Use Trust Flags and Proceed with Confidence¶
Trust Flags (also known as the red/yellow/green “stoplights”) are the primary way in which trust of data can be communicated to users. Trust Flags are available at the data source (including file systems and BI reports), schema, table and column levels, as well as for filters, joins, and queries.
Users can click the green stoplight to endorse a data object. They can warn other users about potential issues with data by clicking the yellow light and adding a required explanation. Similarly, users can deprecate a data object by clicking the red light and explaining why the data object is not to be trusted.
In addition to highlighting critical data issues on the catalog pages, trust flags are now carried forward to SQL writing in Compose using the Trust Check feature. SQL writers will see highlighted text if data they are using for their queries is endorsed, warned or deprecated. Analysts can quickly and easily trust that the data that they are using is appropriate and proceed with confidence.
Some of the ways we have seen customers use trust flags:
Endorse “gold standard” queries
Warn about data sets with non-continuous date ranges
Deprecate data sets that are being decommissioned
Best Practice #1: Determine who should be able to flag¶
For most organizations we recommend a bottom-up approach: enabling the majority of users to endorse, warn, or deprecate data objects. When users are properly trained, this maximizes the collective knowledge of the user community. For example, if a user identifies a problem with data that they know best they can take action and issue a warning or deprecation so that the community is immediately informed.
Some organizations may believe that only stewards have the combination of knowledge and authority required to assess whether a particular data object should be trusted. Some organizations may elect a top-down approach where only stewards are permitted to edit trust flags. Every element that can be flagged (except for filters, joins, and queries) can have permissions attached to restrict the ability to edit to the designated individuals or groups. The downside to this approach is that if permissions are restricted then the stoplights are not visible, and, as a result, users will not have as prominent a visual cue for trust flags. To supplement the knowledge of stewards, all users should be encouraged to be on the lookout for data quality issues and if they see something, they should say something by communicating with the appropriate steward through the Alation conversation feature.
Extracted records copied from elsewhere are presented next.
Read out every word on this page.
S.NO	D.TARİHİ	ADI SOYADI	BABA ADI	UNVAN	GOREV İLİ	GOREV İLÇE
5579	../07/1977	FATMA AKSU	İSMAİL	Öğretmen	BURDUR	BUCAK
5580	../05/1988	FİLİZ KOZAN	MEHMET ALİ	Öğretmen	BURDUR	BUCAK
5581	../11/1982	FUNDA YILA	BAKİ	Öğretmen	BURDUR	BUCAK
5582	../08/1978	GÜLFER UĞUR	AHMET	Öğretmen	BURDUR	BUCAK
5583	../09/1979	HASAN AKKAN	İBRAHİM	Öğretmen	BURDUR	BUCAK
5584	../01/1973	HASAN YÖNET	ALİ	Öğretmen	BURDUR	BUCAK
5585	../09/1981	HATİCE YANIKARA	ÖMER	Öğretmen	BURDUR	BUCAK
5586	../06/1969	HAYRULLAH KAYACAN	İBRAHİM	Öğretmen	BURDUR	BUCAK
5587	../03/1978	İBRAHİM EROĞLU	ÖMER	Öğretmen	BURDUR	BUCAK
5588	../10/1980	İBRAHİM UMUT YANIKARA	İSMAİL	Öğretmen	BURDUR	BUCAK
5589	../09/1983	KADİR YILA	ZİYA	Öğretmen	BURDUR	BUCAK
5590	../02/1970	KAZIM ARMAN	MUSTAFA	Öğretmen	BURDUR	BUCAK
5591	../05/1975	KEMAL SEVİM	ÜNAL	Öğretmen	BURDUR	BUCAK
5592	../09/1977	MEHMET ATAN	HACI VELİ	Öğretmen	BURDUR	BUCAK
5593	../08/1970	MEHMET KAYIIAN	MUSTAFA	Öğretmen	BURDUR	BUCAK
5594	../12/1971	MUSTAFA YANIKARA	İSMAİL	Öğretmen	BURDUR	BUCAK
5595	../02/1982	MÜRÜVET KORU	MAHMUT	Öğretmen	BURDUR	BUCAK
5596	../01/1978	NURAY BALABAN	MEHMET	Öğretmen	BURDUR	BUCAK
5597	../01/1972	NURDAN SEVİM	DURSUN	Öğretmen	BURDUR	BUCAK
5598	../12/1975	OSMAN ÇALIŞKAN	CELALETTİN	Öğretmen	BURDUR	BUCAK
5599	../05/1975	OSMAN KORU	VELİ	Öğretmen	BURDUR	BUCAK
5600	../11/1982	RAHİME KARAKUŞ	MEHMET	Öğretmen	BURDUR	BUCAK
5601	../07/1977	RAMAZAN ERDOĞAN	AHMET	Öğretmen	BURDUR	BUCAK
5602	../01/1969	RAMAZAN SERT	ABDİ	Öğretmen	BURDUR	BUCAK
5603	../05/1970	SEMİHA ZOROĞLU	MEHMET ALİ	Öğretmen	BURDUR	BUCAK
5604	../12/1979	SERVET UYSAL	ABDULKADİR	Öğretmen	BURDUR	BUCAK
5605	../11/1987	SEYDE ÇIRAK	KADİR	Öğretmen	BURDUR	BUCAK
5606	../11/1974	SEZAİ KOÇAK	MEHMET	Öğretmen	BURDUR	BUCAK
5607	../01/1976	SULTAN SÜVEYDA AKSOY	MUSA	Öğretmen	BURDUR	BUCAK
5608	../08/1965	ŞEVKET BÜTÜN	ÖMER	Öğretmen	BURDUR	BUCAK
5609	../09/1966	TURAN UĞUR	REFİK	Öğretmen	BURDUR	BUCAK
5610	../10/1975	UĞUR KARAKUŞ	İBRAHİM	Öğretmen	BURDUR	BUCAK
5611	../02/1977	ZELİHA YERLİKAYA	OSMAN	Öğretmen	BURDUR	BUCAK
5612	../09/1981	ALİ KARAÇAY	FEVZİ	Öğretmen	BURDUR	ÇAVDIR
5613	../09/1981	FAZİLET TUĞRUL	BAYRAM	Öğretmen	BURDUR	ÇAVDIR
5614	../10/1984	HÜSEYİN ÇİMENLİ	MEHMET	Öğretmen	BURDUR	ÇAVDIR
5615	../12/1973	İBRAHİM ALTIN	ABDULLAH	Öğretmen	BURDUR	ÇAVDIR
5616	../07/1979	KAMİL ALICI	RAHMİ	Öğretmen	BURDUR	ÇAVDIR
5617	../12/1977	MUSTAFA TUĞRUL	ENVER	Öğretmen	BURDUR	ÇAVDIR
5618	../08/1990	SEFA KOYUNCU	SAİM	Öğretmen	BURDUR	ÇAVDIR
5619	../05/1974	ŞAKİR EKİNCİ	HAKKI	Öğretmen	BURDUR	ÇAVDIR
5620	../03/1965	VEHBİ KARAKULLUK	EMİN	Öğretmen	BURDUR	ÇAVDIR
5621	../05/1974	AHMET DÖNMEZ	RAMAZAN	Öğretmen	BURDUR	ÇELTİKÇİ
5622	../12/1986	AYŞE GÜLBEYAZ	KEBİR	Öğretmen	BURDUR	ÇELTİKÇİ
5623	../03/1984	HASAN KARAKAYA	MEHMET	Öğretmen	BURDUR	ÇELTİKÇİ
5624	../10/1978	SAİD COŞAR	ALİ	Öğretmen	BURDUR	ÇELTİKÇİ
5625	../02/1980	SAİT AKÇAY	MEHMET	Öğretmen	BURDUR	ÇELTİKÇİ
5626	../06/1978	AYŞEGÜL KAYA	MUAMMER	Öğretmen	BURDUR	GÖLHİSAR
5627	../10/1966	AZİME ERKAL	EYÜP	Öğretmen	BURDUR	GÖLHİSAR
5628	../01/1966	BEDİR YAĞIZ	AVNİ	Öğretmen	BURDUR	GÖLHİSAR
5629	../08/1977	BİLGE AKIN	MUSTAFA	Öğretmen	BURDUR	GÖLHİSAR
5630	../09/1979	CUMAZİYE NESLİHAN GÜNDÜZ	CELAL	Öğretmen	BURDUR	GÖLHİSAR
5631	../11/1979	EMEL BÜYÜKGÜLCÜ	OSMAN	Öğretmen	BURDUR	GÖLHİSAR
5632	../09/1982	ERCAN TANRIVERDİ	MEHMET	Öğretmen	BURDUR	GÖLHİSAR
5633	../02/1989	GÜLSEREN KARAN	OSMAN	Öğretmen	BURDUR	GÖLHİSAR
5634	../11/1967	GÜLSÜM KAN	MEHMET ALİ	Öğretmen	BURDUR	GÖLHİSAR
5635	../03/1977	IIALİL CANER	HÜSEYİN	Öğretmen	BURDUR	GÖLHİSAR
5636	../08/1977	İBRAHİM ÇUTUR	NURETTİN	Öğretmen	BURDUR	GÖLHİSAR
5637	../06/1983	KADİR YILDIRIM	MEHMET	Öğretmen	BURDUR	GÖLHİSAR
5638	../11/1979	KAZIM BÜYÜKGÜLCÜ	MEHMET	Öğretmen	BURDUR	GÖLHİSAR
Best Practice #2: Stewards with admin privileges should monitor the trust flags¶
Having knowledgeable stewards monitor trust flags combines the best of the top-down and bottom-up approaches of data curation. The knowledge of the community is captured, but the risk of uncontrolled trust flags is mitigated. If there is disagreement among users about whether data should be trusted or not, the stewards with admin capability should intervene to clarify the discussion and drive to a decision. If necessary, the steward can delete trust flags that are inaccurate or obsolete.
Best Practice #3: Provide a rationale when warning or deprecating a data object¶
When a data element is warned or deprecated the user will be prompted to complete a required text field. This is where the rationale for the warning or deprecation should be documented. For example, if there is a problem with the data pipeline, it should be indicated in the text field for the warning or deprecation. In addition to clearly stating the problem, best practice would be to include appropriate contacts, links to articles, and time frames for resolution or data source decommissioning (if applicable).
Warnings should be used where data is essentially accurate, but certain precautions should be taken or conditions accounted for. For example, if there’s a data set that has accurate data but only over a certain time frame, that should be noted in a warning. On the other hand, deprecations should indicate data that is fundamentally flawed and should not be used, at least for the time being.
Best Practice #4: Display alternative data sources¶
Often when one data source is deprecated, it is because there is another, better source that should be used. By using a link to the preferred data set in the deprecation, Alation can be used to point users to the data that is trustworthy.
Endorse - Warn - Deprecate
Best Practice #5: Consider when to use endorsements¶
Warning and deprecating data are clearly to be used when there are exceptions and data need to be flagged as untrustworthy for one reason or another. Depending on the current state of your data, stewards may consider using endorsements in a similar matter. For instance, if a data source has many instances of untrustworthy data, it may be necessary to proactively endorse data that is good. In this case trustworthy data can be considered the exception that needs to be called out using the endorsement trust flag.
Another time to consider using endorsements is where there are two similar data sets that may be “in competition”. In this case endorsements can prevent potential misunderstandings about which data set to use. This is a situation that shouldn’t last for long as the “losing” data set should be deprecated and, ultimately, decommissioned.
Best Practice #6: Encourage users to flag filters, joins, and queries¶
All users can flag filters, joins, and queries. Users have the responsibility to be on the lookout for problems with data and how it is used in queries and should use the flags to document their concerns. As an example, if there is a poorly constructed query that is consuming inordinate DB resources, it should be flagged, with a link to a “gold standard” model query included in the warning explanation. Like the data catalog pages, stewards with admin privileges should monitor and control trust flags so they are not used inappropriately.